The defendant lawfully purchased them outside the U.S. and brought
them back into the country where they ended up for sale at local
drug stores. The plaintiff sued for infringement under the
importation restriction in §602(a) and the defendant claimed
that it was protected by the first sale doctrine. The
Supreme Court ultimately ruled in favor of the defendant, finding
that the first sale doctrine applies when the imported goods were
originally made in the U.S., or so-called "round trip"
importation. However, in her concurring opinion,
Justice Ginsberg foretold the need for at least one more case,
stating "we do not today resolve cases in which the allegedly
infringing imports were manufactured abroad." 523 U.S.
at 154.
It took just over a decade for the issue flagged by Justice
Ginsberg to come before the Court in Costco Wholesale Corp. v.
Omega S.A., 131 S.Ct. 565 (2010). This case involved
Omega watches that were manufactured outside the U.S., in
Switzerland, then sold to distributors around the globe and
ultimately imported to the U.S. Costco came up
through the Ninth Circuit where, building on prior circuit caselaw,
the court held that the first sale doctrine did not apply because,
unlike in Quality King, the goods at issue were made and
sold abroad. Goods manufactured and sold entirely outside the
U.S., the Court reasoned, are not "lawfully made under this
title" as required by the first sale doctrine because they are
not made subject to U.S. law. However, the Ninth Circuit went
on to clarify that the first sale doctrine would apply to goods
made overseas if an authorized first sale occurred in the
U.S.
The defendant appealed that case to the Supreme Court, which would
have given the Court an opportunity to resolve this issue but for a
procedural hiccup: Justice Kagan recused herself because she
had worked on the case as Solicitor General, urging the Court to
uphold the Ninth Circuit's ruling. With her recusal, the
Court split 4-4 without an opinion, which technically affirms the
lower court's decision but does not create national
precedent. The case was remanded, was subsequently dismissed
for copyright misuse and is currently on appeal again in the Ninth
Circuit.
Finally, a full fifteen years after Quality King, we may
be on the verge of resolution of the tension between these two
provisions thanks to Kirtsaeng v. John Wiley.

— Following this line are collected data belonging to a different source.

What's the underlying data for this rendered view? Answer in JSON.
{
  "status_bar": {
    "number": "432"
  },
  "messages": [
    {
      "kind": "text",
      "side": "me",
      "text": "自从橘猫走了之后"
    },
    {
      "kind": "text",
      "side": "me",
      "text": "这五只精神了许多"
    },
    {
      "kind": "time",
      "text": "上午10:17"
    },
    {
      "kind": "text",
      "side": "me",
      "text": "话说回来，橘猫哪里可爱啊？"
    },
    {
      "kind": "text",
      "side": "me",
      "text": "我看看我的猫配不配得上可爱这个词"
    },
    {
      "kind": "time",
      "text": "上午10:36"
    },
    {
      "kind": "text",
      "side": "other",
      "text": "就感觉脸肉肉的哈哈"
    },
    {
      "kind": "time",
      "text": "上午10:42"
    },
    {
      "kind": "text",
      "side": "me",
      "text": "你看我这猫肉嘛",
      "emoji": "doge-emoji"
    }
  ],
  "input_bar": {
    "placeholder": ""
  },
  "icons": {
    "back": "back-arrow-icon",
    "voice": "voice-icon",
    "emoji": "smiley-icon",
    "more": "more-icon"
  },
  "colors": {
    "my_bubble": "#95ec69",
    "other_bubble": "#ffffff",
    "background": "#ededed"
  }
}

[insert hyperlink to earlier article] In the case below, the
Second Circuit adopted the Ninth Circuit's ruling from
Omega S.A. v. Costco Wholesale Corp., 541 F.3d 982 (9th
Cir. 2008) insofar as it held that the first sale doctrine does not
apply to copyrighted works made outside of the United States, but
it expressly rejected the Ninth Circuit's exception to that
rule pertaining to goods manufactured abroad but first sold in the
U.S. Because the books at issue in Kirtsaeng were
manufactured and sold abroad by a U.S.-based publisher, the
Court's ruling is likely to address this split.
The Supreme Court heard arguments in Kirtsaeng this past
October and a decision will come sometime this term. If the
Court finds that the first sale doctrine does not apply to goods
made abroad, manufacturers of such goods will have to rely on their
distribution contracts to prevent gray market goods from entering
the domestic market. If the Court rules in favor of the
publishers, online merchants and lending institutions may have to
seek licenses for thousands of works in their inventories or risk
liability for infringement. Whatever the outcome, this
case is likely to have a lasting effect on the business practices
of companies that participate in the manufacture, production or
distribution of products on an international scale.